Yes. But that's something else entirely.

We have a clump of atoms at 12 o'clock which are being accelerated towards 6 o'clock by the centripetal force. But when they've arrived to 3 o'clock they're being accelerated by the centripetal force in the opposite direction as the one they were travelling at 12 o'clock.

Or, I should say, they've been decelerated to a stand still and are starting to be accelerated in the opposite way on the same direction they were travelling in when they were at 12 o'clock.

So objects or parts of objects with mass can be accelerated without energy input?

And aren't objects being accelerated against their previous direction of travel, 90 degrees before?

Aren't they being decelerated in the direction of travel they had 90 degree of revolution before? Isn't energy being expended at some fundamental level in order to decelerate that clump of atoms in the direction of travel they had before?

When the clump of atoms is at 3 o'clock they've been completely decelerated in the direction of travel they used to have when at 12 o'clock.

And then they're re-accelerated in the opposite direction by the time they reach 6 o'clock.

Isn't this reciprocating motion?

Where is the energy coming from to cyclically or continuously accelerate and decelerate all those clumps of atoms?

7. Nov 5, 2014

### Andrew Mason

No. This is not correct. The energy required to change their direction of motion is equal to the work done on the atoms in changing their motion. That work is zero since the force is at right angles to the displacement through which the force acts. $W = \int\vec{F}\cdot d\vec{s} = \int Fds\cos(\frac{\pi}{2}) = \int Fds(0) = 0$

Not in general. But if the force acts at right angles to the direction of motion at all times, which is the case in circular motion, there is no work done on the particle in changing its direction. For elliptical orbits, energy is required because the force is not at right angles to the motion (except at critical points). That energy comes from changes in potential energy of the particle. Total energy remains constant. As the kinetic energy of the particle in elliptical orbit increases the potential energy decreases by exactly the same amount.

AM

8. Nov 6, 2014

### A.T.

No, it doesn’t require energy to change the direction while preserving speed.
What energy? The kinetic energy doesn't increase, so why would there be energy coming from somewhere?

9. Nov 6, 2014

### CWatters

No. If it moves in a circle the acceleration is towards the centre (eg at right angles to the direction of travel) so there is no component "against" the direction of travel.

10. Nov 6, 2014

### rcgldr

Getting back to the original question ...

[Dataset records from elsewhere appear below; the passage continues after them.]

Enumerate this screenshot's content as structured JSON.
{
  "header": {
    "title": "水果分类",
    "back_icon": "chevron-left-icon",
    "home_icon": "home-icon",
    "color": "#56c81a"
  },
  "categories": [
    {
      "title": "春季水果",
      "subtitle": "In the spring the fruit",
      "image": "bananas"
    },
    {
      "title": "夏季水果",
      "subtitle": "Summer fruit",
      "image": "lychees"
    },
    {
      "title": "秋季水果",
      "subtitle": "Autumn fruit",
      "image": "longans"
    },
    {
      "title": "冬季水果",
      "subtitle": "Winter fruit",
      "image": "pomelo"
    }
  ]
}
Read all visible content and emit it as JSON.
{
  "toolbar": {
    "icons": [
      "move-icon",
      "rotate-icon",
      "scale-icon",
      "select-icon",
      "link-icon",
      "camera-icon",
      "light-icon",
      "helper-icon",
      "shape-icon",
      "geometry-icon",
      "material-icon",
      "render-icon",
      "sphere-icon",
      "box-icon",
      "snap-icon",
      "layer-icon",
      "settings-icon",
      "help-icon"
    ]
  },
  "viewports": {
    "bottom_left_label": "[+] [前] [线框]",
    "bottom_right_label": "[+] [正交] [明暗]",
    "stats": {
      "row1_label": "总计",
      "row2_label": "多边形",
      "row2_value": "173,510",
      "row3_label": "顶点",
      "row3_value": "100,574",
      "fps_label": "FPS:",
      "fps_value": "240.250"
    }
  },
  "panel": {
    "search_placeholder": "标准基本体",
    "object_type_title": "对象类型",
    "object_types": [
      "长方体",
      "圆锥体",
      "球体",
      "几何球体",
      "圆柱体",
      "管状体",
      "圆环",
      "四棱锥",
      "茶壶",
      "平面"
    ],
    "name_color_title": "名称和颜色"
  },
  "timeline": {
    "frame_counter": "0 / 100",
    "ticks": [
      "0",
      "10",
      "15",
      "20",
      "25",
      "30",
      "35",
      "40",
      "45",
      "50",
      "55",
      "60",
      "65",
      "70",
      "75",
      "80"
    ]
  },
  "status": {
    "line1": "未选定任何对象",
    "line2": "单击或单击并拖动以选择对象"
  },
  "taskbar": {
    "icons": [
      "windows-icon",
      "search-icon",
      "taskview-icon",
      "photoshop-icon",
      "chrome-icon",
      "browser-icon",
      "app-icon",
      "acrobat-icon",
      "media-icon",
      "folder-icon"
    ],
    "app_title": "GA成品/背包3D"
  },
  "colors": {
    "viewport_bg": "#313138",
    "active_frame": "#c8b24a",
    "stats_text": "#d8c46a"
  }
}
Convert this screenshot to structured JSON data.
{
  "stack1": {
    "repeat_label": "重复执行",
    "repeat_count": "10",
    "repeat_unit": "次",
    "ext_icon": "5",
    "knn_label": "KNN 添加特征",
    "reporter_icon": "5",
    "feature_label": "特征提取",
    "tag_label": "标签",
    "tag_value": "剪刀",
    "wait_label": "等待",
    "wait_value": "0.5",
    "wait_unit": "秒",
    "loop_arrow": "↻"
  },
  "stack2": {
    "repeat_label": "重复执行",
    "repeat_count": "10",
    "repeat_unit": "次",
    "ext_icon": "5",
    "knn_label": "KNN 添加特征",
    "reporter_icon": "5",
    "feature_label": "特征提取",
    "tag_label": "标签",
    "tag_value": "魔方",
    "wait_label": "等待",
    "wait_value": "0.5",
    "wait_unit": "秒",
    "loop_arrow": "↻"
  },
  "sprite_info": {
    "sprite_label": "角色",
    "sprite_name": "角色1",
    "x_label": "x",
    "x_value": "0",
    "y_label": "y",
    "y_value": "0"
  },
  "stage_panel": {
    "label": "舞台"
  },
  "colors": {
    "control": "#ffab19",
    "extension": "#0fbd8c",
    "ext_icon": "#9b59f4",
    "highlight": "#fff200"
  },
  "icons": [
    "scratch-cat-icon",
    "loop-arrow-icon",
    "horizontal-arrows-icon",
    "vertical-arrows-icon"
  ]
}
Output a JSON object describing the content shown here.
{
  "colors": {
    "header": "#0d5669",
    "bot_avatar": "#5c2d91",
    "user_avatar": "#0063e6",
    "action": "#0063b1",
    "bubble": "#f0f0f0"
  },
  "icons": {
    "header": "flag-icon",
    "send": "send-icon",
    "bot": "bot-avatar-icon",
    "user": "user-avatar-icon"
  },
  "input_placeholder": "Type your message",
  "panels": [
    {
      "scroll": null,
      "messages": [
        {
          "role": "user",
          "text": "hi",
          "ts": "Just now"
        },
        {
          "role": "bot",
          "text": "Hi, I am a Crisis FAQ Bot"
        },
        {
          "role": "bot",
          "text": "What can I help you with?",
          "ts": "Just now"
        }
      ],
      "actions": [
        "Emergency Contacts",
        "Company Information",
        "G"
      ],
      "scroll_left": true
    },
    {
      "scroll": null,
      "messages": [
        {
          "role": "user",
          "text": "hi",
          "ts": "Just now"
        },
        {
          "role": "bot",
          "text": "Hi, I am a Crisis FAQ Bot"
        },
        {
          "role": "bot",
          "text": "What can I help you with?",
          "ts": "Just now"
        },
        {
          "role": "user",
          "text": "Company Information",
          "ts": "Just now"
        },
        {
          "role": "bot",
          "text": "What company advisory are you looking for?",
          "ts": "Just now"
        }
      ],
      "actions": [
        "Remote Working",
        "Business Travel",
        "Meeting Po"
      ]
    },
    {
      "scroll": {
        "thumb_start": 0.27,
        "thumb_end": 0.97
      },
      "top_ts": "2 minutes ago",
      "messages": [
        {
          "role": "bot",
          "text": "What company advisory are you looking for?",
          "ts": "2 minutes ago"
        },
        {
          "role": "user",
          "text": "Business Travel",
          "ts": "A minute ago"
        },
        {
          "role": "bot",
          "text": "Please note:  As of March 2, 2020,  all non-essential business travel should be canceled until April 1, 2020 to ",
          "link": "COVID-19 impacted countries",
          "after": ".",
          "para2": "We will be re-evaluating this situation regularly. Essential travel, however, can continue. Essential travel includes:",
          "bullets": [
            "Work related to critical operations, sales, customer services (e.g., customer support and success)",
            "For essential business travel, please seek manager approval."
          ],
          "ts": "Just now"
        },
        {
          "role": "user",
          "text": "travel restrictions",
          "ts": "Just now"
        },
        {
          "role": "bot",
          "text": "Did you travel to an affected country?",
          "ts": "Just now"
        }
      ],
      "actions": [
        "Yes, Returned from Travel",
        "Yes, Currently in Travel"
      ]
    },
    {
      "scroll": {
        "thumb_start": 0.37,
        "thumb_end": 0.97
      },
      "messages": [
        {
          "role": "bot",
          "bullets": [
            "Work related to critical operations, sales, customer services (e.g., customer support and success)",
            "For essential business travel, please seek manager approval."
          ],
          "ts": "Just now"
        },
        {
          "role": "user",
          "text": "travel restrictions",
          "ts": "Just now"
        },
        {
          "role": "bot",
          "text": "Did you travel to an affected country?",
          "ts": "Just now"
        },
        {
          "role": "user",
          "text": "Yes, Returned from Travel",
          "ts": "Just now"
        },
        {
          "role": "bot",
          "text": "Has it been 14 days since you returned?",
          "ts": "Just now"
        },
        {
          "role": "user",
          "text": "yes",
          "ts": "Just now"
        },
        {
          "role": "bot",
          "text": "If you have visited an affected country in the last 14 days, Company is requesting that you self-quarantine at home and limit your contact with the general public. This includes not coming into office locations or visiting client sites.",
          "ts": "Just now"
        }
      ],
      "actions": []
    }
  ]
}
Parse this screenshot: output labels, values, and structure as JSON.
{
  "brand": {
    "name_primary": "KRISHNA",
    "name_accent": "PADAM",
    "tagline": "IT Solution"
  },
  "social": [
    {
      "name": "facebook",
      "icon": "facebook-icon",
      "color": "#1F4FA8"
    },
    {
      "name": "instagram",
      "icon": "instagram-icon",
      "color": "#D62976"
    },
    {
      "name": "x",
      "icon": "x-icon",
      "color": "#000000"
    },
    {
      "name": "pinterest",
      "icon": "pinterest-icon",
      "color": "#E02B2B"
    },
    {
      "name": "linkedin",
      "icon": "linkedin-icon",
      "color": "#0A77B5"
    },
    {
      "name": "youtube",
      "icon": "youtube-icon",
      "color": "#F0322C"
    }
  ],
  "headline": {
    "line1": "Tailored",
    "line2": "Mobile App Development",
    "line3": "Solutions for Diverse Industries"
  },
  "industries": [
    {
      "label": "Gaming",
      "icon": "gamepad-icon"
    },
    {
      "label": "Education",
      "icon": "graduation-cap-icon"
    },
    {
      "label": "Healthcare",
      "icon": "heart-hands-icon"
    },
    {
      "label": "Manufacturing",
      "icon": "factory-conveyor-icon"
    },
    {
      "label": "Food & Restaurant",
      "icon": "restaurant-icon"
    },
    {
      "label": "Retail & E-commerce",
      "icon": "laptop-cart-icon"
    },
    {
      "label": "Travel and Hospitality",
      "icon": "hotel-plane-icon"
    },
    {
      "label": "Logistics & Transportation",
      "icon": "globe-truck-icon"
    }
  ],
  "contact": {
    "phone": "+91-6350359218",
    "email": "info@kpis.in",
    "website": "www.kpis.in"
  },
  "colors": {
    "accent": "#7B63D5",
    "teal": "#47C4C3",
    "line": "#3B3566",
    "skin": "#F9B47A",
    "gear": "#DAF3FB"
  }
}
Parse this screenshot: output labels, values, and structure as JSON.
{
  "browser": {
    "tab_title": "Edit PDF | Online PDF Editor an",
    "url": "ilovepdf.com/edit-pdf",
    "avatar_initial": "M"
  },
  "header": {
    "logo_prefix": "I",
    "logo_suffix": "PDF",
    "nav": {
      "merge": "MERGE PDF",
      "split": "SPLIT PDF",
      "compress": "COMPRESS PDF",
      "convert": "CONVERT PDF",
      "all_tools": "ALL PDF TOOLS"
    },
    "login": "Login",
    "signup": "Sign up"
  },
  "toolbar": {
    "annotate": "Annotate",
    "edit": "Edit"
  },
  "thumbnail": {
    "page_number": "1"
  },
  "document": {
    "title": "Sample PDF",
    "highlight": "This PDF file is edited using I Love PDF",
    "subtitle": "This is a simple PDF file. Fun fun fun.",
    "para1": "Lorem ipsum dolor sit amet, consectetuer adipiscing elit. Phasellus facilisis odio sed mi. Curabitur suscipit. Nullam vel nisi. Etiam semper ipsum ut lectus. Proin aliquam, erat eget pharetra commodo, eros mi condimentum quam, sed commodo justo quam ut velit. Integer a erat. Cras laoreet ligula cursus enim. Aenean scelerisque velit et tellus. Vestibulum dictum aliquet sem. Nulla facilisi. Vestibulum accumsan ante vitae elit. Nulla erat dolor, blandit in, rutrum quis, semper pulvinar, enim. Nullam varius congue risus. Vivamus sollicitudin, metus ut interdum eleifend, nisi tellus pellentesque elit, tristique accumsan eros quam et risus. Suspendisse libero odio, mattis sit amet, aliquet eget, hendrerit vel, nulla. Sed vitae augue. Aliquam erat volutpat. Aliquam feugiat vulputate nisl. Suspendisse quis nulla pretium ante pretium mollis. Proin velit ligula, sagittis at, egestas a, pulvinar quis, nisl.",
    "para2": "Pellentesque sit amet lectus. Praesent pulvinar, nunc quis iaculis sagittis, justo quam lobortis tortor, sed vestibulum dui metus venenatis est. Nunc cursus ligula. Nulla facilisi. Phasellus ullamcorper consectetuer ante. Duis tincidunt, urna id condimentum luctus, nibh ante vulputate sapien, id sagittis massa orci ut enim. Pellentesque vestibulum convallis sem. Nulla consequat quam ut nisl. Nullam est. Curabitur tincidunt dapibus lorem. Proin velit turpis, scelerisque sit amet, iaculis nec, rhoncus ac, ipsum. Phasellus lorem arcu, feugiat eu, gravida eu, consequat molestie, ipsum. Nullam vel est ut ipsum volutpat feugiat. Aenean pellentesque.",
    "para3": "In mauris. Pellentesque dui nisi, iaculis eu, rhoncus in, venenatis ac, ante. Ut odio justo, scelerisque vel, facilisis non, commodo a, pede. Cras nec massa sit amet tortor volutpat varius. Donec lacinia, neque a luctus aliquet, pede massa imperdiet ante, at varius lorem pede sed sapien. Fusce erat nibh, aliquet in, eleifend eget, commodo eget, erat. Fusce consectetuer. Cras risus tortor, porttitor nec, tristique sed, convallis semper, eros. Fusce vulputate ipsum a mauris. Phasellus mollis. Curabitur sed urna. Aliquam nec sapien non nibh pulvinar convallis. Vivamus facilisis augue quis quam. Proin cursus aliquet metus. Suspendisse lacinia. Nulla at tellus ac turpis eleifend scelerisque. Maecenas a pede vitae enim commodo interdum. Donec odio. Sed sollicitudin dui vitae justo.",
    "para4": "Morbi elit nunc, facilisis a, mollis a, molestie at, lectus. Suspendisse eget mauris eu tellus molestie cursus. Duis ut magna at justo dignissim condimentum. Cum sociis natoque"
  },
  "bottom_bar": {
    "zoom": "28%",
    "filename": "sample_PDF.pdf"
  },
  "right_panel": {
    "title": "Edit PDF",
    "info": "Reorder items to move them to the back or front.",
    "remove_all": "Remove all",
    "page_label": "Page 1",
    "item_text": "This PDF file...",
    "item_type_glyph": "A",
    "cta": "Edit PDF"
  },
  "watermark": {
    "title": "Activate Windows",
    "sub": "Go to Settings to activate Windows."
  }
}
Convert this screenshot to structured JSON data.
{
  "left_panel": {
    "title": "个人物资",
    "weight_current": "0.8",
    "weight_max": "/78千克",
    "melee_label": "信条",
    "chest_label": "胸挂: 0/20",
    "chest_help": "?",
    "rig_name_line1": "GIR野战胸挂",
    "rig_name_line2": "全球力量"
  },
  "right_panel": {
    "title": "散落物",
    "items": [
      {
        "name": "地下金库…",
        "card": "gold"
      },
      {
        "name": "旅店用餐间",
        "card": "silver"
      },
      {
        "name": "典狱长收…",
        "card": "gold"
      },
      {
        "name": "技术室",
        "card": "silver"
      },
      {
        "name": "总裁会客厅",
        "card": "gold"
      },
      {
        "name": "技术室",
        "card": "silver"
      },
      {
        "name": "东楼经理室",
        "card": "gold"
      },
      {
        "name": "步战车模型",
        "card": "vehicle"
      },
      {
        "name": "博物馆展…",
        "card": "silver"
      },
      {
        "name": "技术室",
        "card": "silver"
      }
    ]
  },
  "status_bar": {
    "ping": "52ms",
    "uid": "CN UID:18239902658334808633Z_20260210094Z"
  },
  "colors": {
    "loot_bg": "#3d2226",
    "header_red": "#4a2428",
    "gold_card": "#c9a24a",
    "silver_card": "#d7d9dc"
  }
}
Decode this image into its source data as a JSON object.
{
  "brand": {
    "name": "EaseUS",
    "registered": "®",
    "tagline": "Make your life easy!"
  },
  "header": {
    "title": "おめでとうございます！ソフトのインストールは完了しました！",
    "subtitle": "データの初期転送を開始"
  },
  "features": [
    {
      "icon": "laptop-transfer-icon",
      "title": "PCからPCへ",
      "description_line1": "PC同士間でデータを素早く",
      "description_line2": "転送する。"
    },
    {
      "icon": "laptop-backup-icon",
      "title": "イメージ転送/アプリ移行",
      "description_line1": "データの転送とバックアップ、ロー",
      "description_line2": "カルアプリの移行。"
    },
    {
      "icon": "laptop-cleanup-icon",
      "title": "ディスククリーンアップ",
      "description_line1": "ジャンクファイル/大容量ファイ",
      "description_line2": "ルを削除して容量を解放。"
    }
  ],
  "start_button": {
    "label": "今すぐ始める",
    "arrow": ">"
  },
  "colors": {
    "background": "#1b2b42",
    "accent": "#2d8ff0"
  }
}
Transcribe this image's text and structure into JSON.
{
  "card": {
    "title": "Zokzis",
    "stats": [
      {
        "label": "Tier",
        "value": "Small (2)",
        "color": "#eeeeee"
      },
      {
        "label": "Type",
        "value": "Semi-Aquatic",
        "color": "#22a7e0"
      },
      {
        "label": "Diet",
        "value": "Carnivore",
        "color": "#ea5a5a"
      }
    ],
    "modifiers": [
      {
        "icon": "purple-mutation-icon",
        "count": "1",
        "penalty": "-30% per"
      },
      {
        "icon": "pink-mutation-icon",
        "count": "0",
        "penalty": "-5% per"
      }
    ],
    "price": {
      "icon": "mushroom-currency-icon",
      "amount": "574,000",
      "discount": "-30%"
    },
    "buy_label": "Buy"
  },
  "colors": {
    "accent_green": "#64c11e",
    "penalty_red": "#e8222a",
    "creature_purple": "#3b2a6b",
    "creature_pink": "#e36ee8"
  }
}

For the same reason why objects with a specific velocity retain that veloctiy in the absence of external forces. In the absence of external forces, then momentum, both linear and angular are conserved.

In the case of a spinning object the forces that keep the object from flying apart are internal centripetal forces, but even if the object does separate into multiple pieces, and absent any external forces, the angular momentum will continue to be conserved.

11. Nov 6, 2014

### CWatters

Sure but why does that matter? At all times the acceleration is towards the centre BUT the distance from the centre is constant.

Work = force * displacement

No energy is expended because there is no displacement in the direction of the force.

That's like asking if I bounce a ball off a wall where does the energy come from to decelerate and accelerate the ball? No extra energy is required to decelerate and accelerate the ball in the new direction. The KE of the ball is simply stored temporarily in the rubber spring of the ball.

12. Nov 6, 2014

### maajdl

The periphery is acted upon by the internal forces of the solid object.
If the object was not a solid, the angular momentum would also be conserved, but the "periphery" would not be rotating.
If the object was made of sand, the periphery would not rotate, but each part would go on a straight line.
Angular momentum would still be conserved, but the object would dislocate.

The fundamental reason why the angular momentum is conserved is the rotational symmetry of the system.
The orientation of the object in space has no influence.